Lanefan
Victoria Rules
And why should you?But this is exactly what I'm saying would leave me feeling blind. If I don't know what the PC's motivation is, or how the player sees that relating to other concerns and declared convictions of the PC, then I don't know what is really happening in the fiction and how best to handle it as GM.
Your job (and my job, in my game) is to as neutrally as you can present the game world, the setting, the opportunities for adventure, and the inhabitants of all of the above.
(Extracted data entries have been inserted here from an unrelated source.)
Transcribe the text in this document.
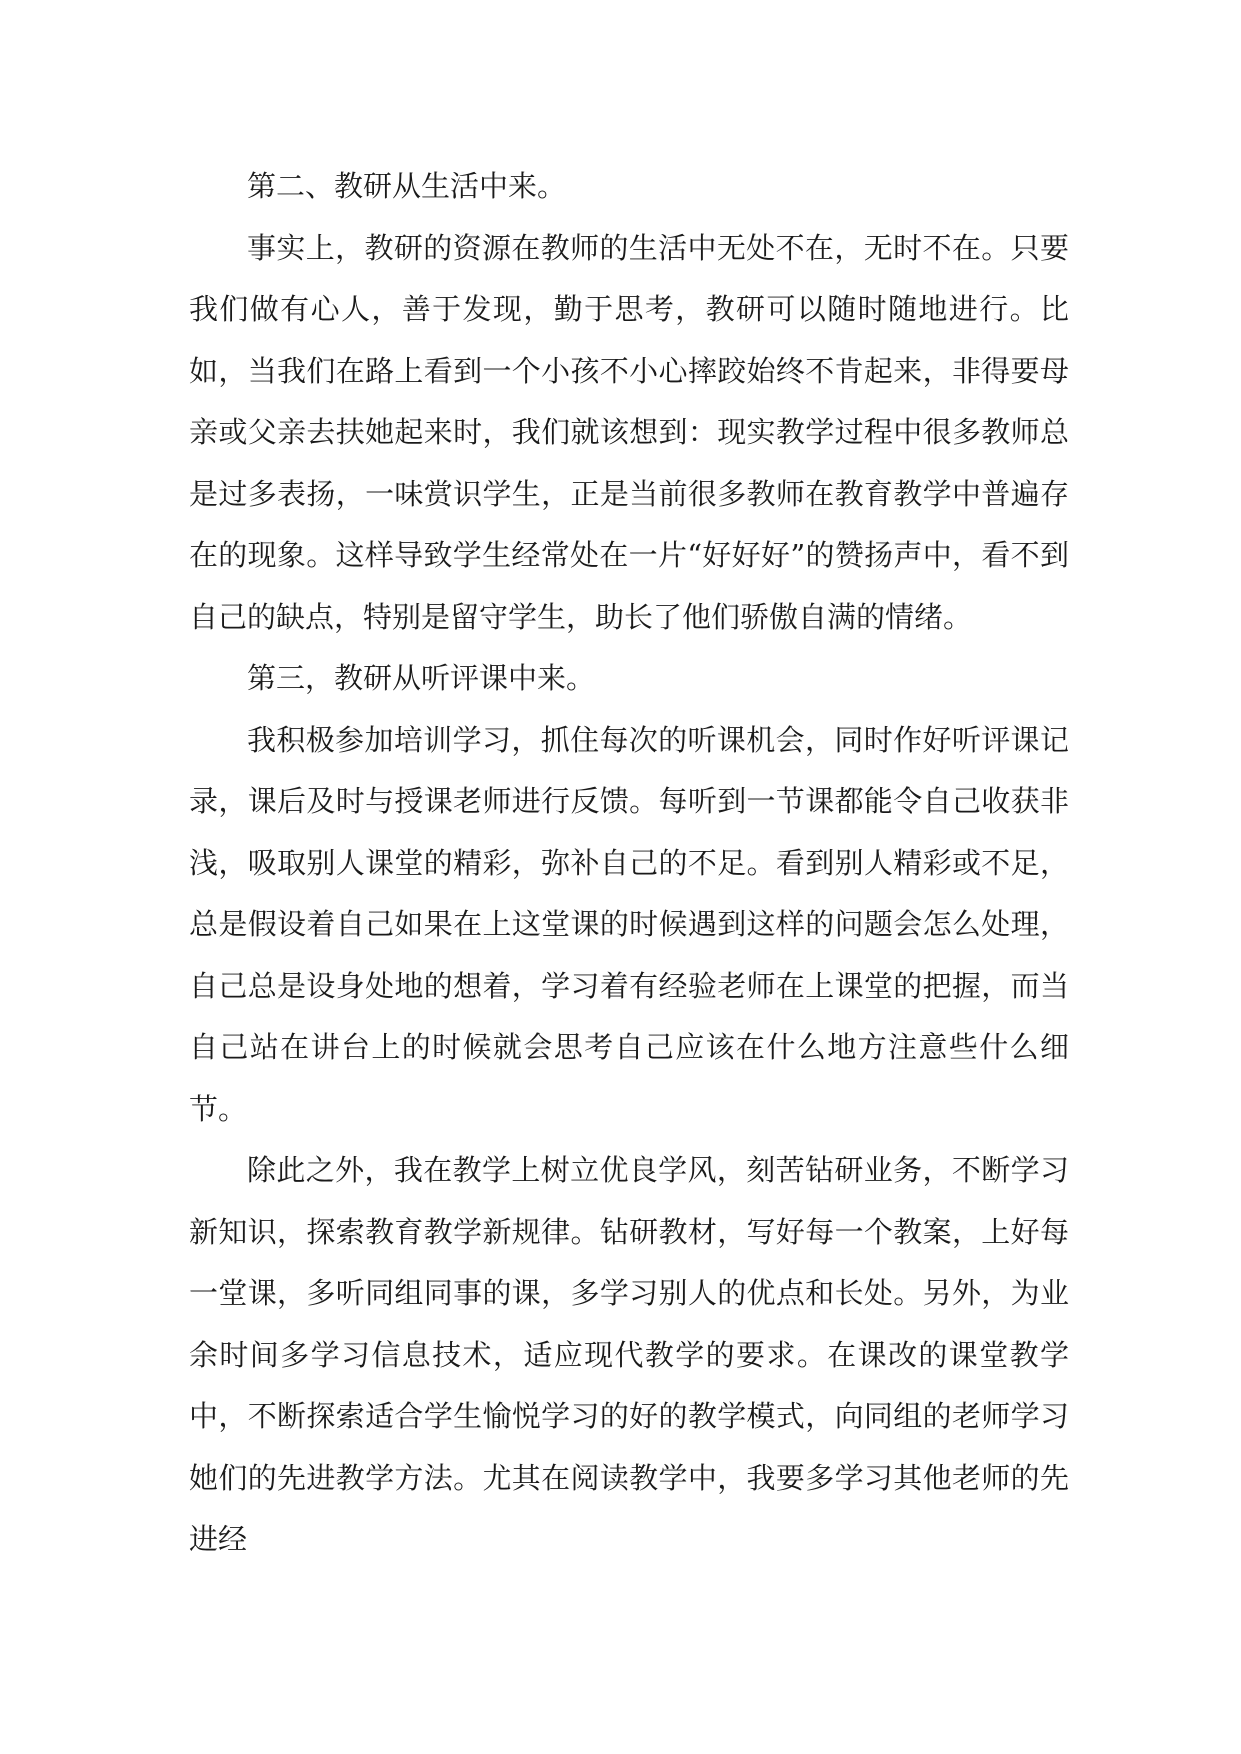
第二、教研从生活中来。

事实上，教研的资源在教师的生活中无处不在，无时不在。只要我们做有心人，善于发现，勤于思考，教研可以随时随地进行。比如，当我们在路上看到一个小孩不小心摔跤始终不肯起来，非得要母亲或父亲去扶她起来时，我们就该想到：现实教学过程中很多教师总是过多表扬，一味赏识学生，正是当前很多教师在教育教学中普遍存在的现象。这样导致学生经常处在一片“好好好”的赞扬声中，看不到自己的缺点，特别是留守学生，助长了他们骄傲自满的情绪。

第三，教研从听评课中来。

我积极参加培训学习，抓住每次的听课机会，同时作好听评课记录，课后及时与授课老师进行反馈。每听到一节课都能令自己收获非浅，吸取别人课堂的精彩，弥补自己的不足。看到别人精彩或不足，总是假设着自己如果在上这堂课的时候遇到这样的问题会怎么处理，自己总是设身处地的想着，学习着有经验老师在上课堂的把握，而当自己站在讲台上的时候就会思考自己应该在什么地方注意些什么细节。

除此之外，我在教学上树立优良学风，刻苦钻研业务，不断学习新知识，探索教育教学新规律。钻研教材，写好每一个教案，上好每一堂课，多听同组同事的课，多学习别人的优点和长处。另外，为业余时间多学习信息技术，适应现代教学的要求。在课改的课堂教学中，不断探索适合学生愉悦学习的好的教学模式，向同组的老师学习她们的先进教学方法。尤其在阅读教学中，我要多学习其他老师的先进经
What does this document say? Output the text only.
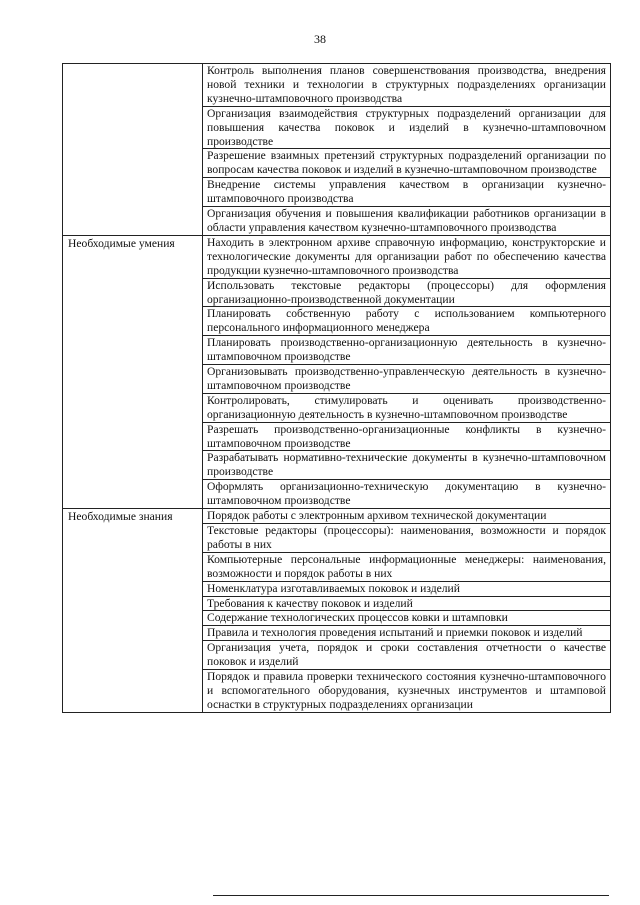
38
	Контроль выполнения планов совершенствования производства, внедрения новой техники и технологии в структурных подразделениях организации кузнечно-штамповочного производства
	Организация взаимодействия структурных подразделений организации для повышения качества поковок и изделий в кузнечно-штамповочном производстве
	Разрешение взаимных претензий структурных подразделений организации по вопросам качества поковок и изделий в кузнечно-штамповочном производстве
	Внедрение системы управления качеством в организации кузнечно-штамповочного производства
	Организация обучения и повышения квалификации работников организации в области управления качеством кузнечно-штамповочного производства
Необходимые умения	Находить в электронном архиве справочную информацию, конструкторские и технологические документы для организации работ по обеспечению качества продукции кузнечно-штамповочного производства
	Использовать текстовые редакторы (процессоры) для оформления организационно-производственной документации
	Планировать собственную работу с использованием компьютерного персонального информационного менеджера
	Планировать производственно-организационную деятельность в кузнечно-штамповочном производстве
	Организовывать производственно-управленческую деятельность в кузнечно-штамповочном производстве
	Контролировать, стимулировать и оценивать производственно-организационную деятельность в кузнечно-штамповочном производстве
	Разрешать производственно-организационные конфликты в кузнечно-штамповочном производстве
	Разрабатывать нормативно-технические документы в кузнечно-штамповочном производстве
	Оформлять организационно-техническую документацию в кузнечно-штамповочном производстве
Необходимые знания	Порядок работы с электронным архивом технической документации
	Текстовые редакторы (процессоры): наименования, возможности и порядок работы в них
	Компьютерные персональные информационные менеджеры: наименования, возможности и порядок работы в них
	Номенклатура изготавливаемых поковок и изделий
	Требования к качеству поковок и изделий
	Содержание технологических процессов ковки и штамповки
	Правила и технология проведения испытаний и приемки поковок и изделий
	Организация учета, порядок и сроки составления отчетности о качестве поковок и изделий
	Порядок и правила проверки технического состояния кузнечно-штамповочного и вспомогательного оборудования, кузнечных инструментов и штамповой оснастки в структурных подразделениях организации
Ideally, it's presented in exactly the same way to:
- an angst-riddled Elf Druid who just wants to sort out his feelings for his father and then save all the poor defenseless trees
- a roaring drunkard of a Part-Orc warrior whose only motivation is to kill anything he can and then eat it afterwards
- a lonely Mage who is looking for her husband, who long ago ran off to join the militia and never came back
- a happy Dwarf Rogue who has no real motivations at all other than adventuring is more fun than mining
If this is the party that gets rolled up I'm just going to find a way to get them into a field adventure and then run that adventure. If I immediately start tailoring things to the Druid and the Mage and their personal problems I'm doing a disservice to the other two who just want to get after it. Sooner or later down the road I might work in something about the Mage's husband and where he ended up, if it's even still relevant by then; and angsty Druid can just go right on being angsty - though the inevitable arguments between he and the Dwarf over the usefulness of trees are bound to be good entertainment!
Never mind that the minute they start a quest or mission whose goal is to find the Mage's husband it's inevitable the Mage will then either retire or die at the first opportunity.